The next time she’s home from college you ought to bring her back over here with you.”

I smile at the thought. If Sarah is still in her morally indignant phase, as she was in November, she will denounce Angela as a racist. It

occurs to me that Angela was much like Sarah when she was her age.

“You might regret it,” I kid her.

“She can preach a sermon with the best of them.”

I tell Angela about our visit to Bear Creek in November and how appalled Sarah had been by old Mrs. Washington’s story.

“Granted, what my grandfather did was terrible, but Sarah doesn’t see the gray in history. It’s all black and white to her.”

Angela toys with her spoon.

“I heard that you were over here.”

I should have figured. Does nothing over here happen without the whole town knowing about it?

“Why didn’t you say something yesterday?”

Angela smiles sympathetically.

“I assumed you would tell me if you wanted to talk about it. I think I heard it at a party over Christmas,” she replies vaguely.

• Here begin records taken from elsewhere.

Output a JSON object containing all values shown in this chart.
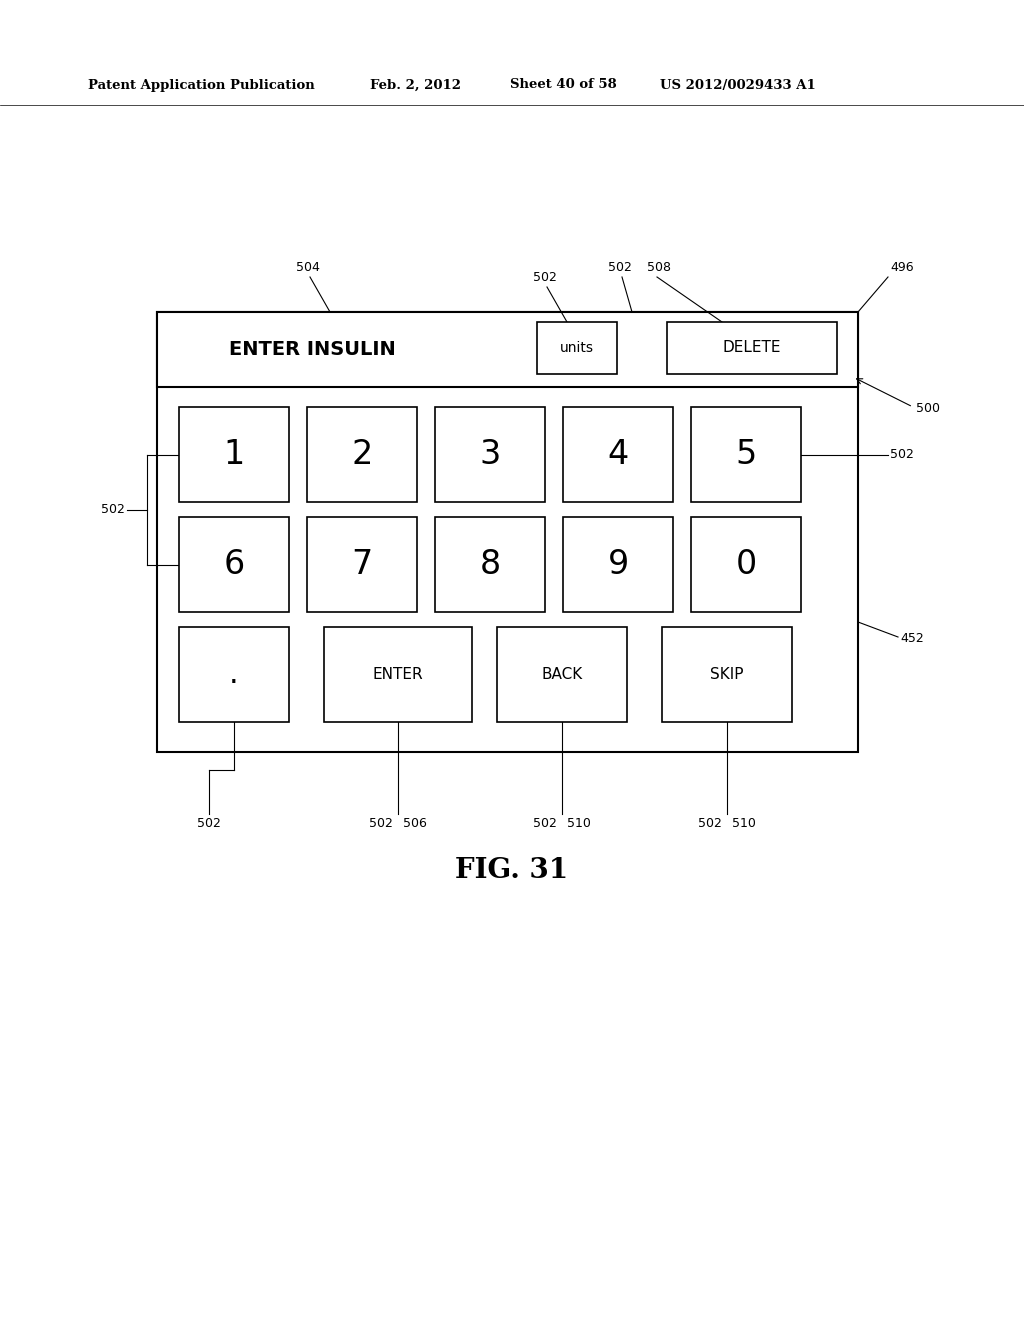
{
  "bg_color": "#ffffff",
  "header_text": "Patent Application Publication",
  "header_date": "Feb. 2, 2012",
  "header_sheet": "Sheet 40 of 58",
  "header_patent": "US 2012/0029433 A1",
  "figure_label": "FIG. 31",
  "enter_insulin_text": "ENTER INSULIN",
  "units_label": "units",
  "delete_label": "DELETE",
  "num_row1": [
    "1",
    "2",
    "3",
    "4",
    "5"
  ],
  "num_row2": [
    "6",
    "7",
    "8",
    "9",
    "0"
  ],
  "bottom_row": [
    ".",
    "ENTER",
    "BACK",
    "SKIP"
  ]
}
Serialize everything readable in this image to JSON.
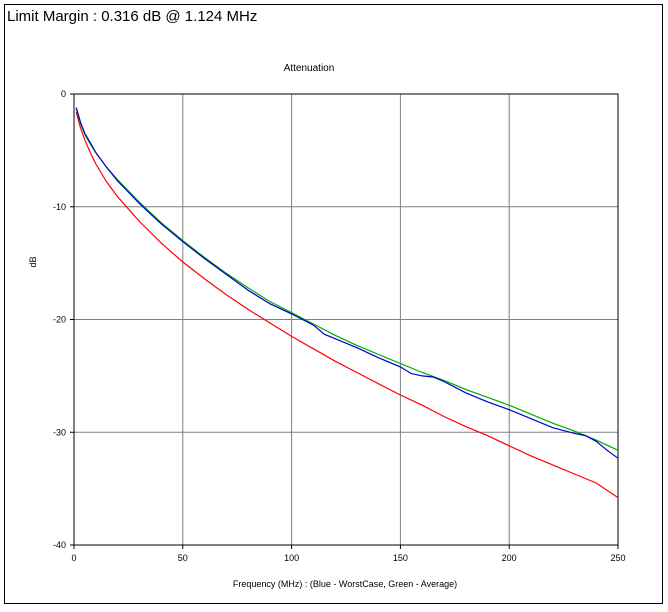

“Mrs. Petty isn’t the only one who likes to gossip.”

I decide to let it go and am cheered by the fact that as much as people talk over here, at some point if Paul was involved in Willie’s murder,

somebody is bound to spill the beans on him.

The next hour whizzes by. Angela likes to talk about her boys as much as I like to talk about Sarah. I try to reassure her without much success that they will settle down and graduate. Yet, as soft as the economy is and as worthless as a B.A. degree has become, the only jobs they may be qualified for are as chicken pluckers at Tyson Before we leave, Angela allows me to buy her “Deluxe” breakfast and nods approvingly as I leave a two-dollar tip for Mckenzie.

“I wonder if he hired her because he understands her isolation,” she says as we walk out the door.